Max allungò quindi una mano, per far finta di pizzicarle il naso, ma si ritrovò con questa appiccicata a quella di Maggie, che si era mossa per impedirgli di fare ciò che stava programmando. Nessuno dei due osò spostare la propria da lì, da quello scontro tanto imprevisto quanto carico di sensazioni.
Era come se fossero magneticamente attratte una all'altra.
Con i respiri carichi di tensione, i due ragazzi rivolsero tutta la loro attenzione sulle loro dita legate, incapaci di capire come mai quel gesto fosse stato così involontario eppure... giusto.
<<Max?>> chiamò piano Maggie, la voce tremolante assomigliava ai suoi occhi blu, terrorizzati di fronte a ciò che si stava concedendo di dire.

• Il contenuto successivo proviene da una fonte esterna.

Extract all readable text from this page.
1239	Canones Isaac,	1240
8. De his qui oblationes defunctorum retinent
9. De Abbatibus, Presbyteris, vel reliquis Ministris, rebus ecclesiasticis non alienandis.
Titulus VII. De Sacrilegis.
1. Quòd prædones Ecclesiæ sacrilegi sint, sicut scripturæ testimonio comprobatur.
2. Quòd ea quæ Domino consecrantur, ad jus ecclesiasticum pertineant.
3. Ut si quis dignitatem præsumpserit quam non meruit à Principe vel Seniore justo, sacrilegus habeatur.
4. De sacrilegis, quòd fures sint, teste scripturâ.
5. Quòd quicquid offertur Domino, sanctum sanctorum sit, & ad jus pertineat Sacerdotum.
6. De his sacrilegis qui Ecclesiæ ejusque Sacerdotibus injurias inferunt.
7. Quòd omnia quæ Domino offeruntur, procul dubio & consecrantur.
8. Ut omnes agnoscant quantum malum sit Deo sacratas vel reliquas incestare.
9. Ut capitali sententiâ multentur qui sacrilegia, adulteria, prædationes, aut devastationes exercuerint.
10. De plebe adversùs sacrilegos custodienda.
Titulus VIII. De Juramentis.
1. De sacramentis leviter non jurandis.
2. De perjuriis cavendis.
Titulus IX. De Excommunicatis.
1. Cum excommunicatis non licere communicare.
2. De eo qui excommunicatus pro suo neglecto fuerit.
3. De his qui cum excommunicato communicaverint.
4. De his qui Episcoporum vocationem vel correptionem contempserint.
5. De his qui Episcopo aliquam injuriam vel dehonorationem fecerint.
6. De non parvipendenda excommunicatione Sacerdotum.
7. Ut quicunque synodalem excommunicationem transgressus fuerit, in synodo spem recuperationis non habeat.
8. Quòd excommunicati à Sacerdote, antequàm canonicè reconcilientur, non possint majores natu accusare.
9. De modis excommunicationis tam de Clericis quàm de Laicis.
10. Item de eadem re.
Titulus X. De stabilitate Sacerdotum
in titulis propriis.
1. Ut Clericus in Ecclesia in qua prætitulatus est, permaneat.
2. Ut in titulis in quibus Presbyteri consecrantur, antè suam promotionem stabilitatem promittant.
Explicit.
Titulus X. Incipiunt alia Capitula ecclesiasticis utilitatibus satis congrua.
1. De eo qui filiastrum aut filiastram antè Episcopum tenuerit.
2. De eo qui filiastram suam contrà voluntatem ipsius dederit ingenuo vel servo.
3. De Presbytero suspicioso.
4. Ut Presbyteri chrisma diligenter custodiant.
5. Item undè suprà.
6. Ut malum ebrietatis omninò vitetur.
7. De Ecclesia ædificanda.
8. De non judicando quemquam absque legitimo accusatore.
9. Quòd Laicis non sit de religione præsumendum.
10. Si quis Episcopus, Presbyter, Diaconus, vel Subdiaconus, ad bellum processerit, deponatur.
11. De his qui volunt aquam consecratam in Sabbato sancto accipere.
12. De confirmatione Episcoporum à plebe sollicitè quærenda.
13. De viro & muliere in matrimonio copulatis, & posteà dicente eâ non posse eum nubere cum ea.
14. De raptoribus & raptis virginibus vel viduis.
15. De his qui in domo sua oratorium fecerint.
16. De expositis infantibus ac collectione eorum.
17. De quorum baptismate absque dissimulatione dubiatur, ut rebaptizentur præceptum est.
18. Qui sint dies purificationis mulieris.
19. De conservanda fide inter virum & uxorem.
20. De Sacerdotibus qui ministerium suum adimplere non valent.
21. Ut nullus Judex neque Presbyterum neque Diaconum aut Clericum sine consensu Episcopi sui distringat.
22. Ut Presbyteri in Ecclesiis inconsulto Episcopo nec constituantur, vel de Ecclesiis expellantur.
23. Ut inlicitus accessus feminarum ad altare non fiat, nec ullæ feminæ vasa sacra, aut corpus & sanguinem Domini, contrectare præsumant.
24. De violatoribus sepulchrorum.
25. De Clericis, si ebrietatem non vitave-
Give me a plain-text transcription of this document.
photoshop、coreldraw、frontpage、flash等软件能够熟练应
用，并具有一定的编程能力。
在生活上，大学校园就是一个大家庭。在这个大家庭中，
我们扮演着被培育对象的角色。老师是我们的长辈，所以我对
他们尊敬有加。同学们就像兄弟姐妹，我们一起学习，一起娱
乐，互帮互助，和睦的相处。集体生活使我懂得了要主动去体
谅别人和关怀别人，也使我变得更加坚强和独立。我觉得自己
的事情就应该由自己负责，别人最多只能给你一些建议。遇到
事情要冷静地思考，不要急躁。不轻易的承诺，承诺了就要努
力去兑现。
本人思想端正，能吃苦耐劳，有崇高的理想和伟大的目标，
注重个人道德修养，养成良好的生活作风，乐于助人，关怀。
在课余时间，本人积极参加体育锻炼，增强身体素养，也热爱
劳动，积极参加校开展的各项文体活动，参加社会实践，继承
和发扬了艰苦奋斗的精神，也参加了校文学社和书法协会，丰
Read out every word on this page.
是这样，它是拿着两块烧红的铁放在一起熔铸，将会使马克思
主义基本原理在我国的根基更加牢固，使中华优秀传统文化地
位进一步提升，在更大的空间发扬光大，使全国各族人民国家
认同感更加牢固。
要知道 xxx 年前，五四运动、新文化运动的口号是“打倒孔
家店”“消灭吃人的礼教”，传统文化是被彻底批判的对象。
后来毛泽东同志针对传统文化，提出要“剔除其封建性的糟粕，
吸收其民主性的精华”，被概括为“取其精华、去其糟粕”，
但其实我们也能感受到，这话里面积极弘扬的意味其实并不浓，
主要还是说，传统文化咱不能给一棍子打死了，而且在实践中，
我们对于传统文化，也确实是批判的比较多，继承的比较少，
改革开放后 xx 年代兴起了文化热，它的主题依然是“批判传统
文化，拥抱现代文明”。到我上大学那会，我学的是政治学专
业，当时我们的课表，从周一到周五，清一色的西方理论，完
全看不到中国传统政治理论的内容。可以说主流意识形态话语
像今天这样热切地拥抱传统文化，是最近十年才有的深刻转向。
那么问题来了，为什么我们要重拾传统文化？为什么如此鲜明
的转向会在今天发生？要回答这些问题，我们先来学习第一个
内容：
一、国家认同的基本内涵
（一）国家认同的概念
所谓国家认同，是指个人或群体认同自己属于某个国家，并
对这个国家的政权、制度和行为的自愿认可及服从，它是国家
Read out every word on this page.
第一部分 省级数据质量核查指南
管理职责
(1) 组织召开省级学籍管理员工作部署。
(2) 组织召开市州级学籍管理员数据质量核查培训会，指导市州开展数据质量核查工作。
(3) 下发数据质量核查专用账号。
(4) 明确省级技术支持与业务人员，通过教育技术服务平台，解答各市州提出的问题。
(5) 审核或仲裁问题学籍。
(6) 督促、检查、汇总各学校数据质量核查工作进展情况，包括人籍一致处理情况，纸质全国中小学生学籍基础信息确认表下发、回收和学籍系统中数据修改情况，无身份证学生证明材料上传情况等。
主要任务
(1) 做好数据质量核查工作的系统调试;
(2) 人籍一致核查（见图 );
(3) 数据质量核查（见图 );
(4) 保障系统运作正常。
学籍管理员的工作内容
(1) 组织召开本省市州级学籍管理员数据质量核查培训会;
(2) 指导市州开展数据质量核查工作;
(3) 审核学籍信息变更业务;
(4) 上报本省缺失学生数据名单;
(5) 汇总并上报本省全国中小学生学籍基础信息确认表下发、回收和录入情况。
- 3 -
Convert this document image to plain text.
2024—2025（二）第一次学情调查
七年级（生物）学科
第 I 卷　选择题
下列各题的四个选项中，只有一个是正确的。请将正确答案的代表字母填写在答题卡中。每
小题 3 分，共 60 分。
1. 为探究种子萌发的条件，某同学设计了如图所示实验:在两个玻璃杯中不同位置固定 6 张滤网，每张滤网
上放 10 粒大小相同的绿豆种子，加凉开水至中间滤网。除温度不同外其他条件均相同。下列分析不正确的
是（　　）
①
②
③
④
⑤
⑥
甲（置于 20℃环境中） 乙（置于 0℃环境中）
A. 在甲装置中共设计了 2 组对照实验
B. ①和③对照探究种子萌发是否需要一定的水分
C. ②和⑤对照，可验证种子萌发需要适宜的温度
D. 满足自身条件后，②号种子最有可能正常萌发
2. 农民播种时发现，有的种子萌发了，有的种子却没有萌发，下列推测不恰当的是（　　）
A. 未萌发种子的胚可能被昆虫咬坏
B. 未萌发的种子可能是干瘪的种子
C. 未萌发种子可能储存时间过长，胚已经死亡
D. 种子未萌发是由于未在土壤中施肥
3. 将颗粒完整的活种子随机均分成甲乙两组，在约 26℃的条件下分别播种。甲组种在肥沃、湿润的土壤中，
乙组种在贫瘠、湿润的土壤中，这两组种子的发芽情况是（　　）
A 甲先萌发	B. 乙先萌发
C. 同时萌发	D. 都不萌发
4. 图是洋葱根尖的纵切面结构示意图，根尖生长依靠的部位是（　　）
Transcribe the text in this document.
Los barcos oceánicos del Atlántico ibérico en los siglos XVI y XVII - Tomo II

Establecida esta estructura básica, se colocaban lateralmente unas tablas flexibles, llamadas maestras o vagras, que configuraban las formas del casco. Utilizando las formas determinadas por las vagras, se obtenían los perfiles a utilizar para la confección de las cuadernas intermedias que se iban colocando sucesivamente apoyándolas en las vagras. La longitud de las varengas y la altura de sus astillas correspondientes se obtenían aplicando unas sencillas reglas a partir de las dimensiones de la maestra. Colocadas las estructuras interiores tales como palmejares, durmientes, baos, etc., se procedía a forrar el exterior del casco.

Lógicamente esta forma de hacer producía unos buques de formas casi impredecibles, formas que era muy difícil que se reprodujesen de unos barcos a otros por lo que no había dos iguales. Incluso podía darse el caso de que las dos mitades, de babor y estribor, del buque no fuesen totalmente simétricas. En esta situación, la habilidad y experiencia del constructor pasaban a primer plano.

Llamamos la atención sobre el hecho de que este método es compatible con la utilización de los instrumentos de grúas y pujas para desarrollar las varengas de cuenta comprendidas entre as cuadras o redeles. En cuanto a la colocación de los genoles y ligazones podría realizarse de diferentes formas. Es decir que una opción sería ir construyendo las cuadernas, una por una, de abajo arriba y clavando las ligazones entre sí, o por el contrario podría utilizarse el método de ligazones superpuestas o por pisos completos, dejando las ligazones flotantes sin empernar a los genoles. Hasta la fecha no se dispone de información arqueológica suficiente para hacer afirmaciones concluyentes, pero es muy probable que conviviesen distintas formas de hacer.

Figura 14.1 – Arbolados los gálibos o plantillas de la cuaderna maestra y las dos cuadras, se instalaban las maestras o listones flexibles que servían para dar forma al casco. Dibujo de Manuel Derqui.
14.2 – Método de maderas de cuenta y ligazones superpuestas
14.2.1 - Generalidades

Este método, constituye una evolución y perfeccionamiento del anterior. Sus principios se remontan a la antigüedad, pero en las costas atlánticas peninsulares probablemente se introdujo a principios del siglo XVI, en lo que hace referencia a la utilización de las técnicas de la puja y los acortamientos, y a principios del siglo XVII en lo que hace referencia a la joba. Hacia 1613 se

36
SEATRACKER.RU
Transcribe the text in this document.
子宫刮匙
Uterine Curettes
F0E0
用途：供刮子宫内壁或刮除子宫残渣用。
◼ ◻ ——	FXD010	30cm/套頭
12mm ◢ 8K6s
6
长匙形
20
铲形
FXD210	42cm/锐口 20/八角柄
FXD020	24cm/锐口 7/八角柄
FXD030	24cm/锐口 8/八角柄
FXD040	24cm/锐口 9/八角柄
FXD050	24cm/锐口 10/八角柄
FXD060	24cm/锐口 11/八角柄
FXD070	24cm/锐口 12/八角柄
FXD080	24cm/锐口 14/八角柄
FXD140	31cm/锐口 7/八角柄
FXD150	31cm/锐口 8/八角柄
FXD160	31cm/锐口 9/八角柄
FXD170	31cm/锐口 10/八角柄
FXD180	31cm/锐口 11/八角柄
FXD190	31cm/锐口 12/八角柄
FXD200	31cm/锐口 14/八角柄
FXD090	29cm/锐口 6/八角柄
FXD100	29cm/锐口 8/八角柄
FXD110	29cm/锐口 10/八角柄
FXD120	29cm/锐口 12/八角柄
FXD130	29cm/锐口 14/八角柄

<<Che c'è, lieverd?>> (tesoro)
<<Promettimi che non andrai via anche tu>> mormorò, come una supplica. <<Promettimi che nonostante tutto, non mi lascerai. Ti prego>>
Lui annuì, sorridendole dolcemente e sporgendosi in avanti per stamparle un bacio sulla guancia. Il gesto fu così delicato che Maggie quasi non se ne accorse neppure. <<Certo che te lo prometto, meisje. Forse non l'hai ancora capito, je zit vast, dom!>>
<<Eh?>>
<<Ti ho detto che sei una rompicoglioni!>> le rispose, scompigliandole i capelli con la mano.
<<Uffa!>>
Ma Max non le aveva detto quello.
"Sei bloccata con me, cretina"
Perché stupido sì, ma non si sarebbe mai sognato di perdere la persona più importante della sua vita.